De Tweede Kamer is een falende controleur

Parlementair onderzoek De Tweede Kamer schiet structureel tekort als toezichthouder op de uitvoeringsorganisaties, blijkt na drie weken van hoorzittingen. „U stelt veel te algemene vragen.” Politiek en ambtenarij staan al jarenlang op te grote afstand van elkaar.

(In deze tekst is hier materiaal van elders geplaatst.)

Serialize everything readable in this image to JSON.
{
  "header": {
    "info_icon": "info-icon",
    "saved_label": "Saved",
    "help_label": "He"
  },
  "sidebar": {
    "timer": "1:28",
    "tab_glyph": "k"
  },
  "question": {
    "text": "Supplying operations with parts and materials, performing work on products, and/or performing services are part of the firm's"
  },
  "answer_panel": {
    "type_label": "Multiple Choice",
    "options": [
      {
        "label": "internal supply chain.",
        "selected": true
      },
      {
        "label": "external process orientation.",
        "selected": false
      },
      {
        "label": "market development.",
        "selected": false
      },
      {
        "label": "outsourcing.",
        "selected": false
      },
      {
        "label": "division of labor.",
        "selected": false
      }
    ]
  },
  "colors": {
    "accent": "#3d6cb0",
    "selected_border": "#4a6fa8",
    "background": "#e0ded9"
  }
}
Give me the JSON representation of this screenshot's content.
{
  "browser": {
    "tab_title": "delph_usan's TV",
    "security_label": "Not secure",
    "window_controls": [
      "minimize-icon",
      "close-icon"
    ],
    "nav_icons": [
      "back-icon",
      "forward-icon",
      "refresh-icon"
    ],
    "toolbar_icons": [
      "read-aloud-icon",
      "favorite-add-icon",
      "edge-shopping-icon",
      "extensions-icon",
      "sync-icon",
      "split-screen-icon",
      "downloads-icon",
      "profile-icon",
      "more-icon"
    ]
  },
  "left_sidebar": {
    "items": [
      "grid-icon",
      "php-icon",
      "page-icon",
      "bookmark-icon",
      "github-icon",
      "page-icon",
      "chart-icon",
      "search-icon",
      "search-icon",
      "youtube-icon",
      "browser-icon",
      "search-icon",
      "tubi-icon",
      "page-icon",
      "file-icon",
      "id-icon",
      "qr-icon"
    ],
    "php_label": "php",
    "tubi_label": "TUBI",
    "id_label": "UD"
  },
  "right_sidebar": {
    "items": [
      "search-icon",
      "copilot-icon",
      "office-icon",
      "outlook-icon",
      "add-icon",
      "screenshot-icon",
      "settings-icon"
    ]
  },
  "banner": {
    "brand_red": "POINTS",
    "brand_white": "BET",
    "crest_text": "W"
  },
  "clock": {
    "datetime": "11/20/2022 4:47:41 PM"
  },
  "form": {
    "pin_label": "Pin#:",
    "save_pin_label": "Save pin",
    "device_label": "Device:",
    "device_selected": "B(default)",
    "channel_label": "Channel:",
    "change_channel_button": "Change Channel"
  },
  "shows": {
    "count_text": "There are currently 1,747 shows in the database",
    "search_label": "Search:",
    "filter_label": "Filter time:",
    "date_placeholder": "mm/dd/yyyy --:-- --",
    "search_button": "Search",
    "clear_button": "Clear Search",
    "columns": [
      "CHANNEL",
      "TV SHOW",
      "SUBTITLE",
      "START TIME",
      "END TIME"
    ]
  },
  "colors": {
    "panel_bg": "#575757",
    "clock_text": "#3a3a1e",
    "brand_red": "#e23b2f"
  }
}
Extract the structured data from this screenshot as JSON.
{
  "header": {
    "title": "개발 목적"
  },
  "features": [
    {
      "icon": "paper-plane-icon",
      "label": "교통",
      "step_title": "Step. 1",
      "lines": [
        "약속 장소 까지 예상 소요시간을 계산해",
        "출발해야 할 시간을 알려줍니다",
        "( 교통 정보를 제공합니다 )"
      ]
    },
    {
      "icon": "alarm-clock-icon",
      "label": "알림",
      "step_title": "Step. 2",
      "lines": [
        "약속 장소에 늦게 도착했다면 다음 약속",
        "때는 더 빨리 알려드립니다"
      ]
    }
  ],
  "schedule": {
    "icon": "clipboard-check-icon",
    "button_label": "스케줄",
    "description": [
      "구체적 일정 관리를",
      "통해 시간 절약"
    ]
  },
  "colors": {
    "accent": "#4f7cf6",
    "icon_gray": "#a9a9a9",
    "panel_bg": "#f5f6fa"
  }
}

Getroffen ouders op de publieke tribune in 2019 tijdens het debat met staatssecretaris Menno Snel van Financiën in de Tweede Kamer over het optreden van de Belastingdienst in de affaire rond kinderopvangtoeslagen.
Getroffen ouders op de publieke tribune in 2019 tijdens het debat met staatssecretaris Menno Snel van Financiën in de Tweede Kamer over het optreden van de Belastingdienst in de affaire rond kinderopvangtoeslagen. Foto ROBIN VAN LONKHUIJSEN/ ANP

Waarom gaat er zo veel mis bij uitvoeringsorganisaties van de overheid? Drie weken lang heeft een parlementaire onderzoekscommissie onder leiding van Tweede Kamerlid André Bosman (VVD) zich over die vraag gebogen. Verhoren van politici, ambtenaren en andere deskundigen leverden een beeld op dat voor de Kamer onthutsend moet zijn. Want de meeste problemen vonden hun oorsprong niet bij de uitvoeringsorganisaties zélf, zoals de Belastingdienst of het UWV. Het probleem is vooral politiek: kabinet en Tweede Kamer laten het afweten.

Burgers betalen de prijs van falende uitvoeringsorganisaties, zo blijkt keer op keer. In de toeslagenaffaire, waarover maandag een speciaal parlementair onderzoek begint, hebben duizenden ouders hun kinderopvangtoeslag moeten terugbetalen omdat de overheid ze ten onrechte als fraudeur aanzag. Ook de diensten die het UWV en het Centraal Bureau Rijvaardigheidsbewijzen (CBR) leveren, schieten tekort.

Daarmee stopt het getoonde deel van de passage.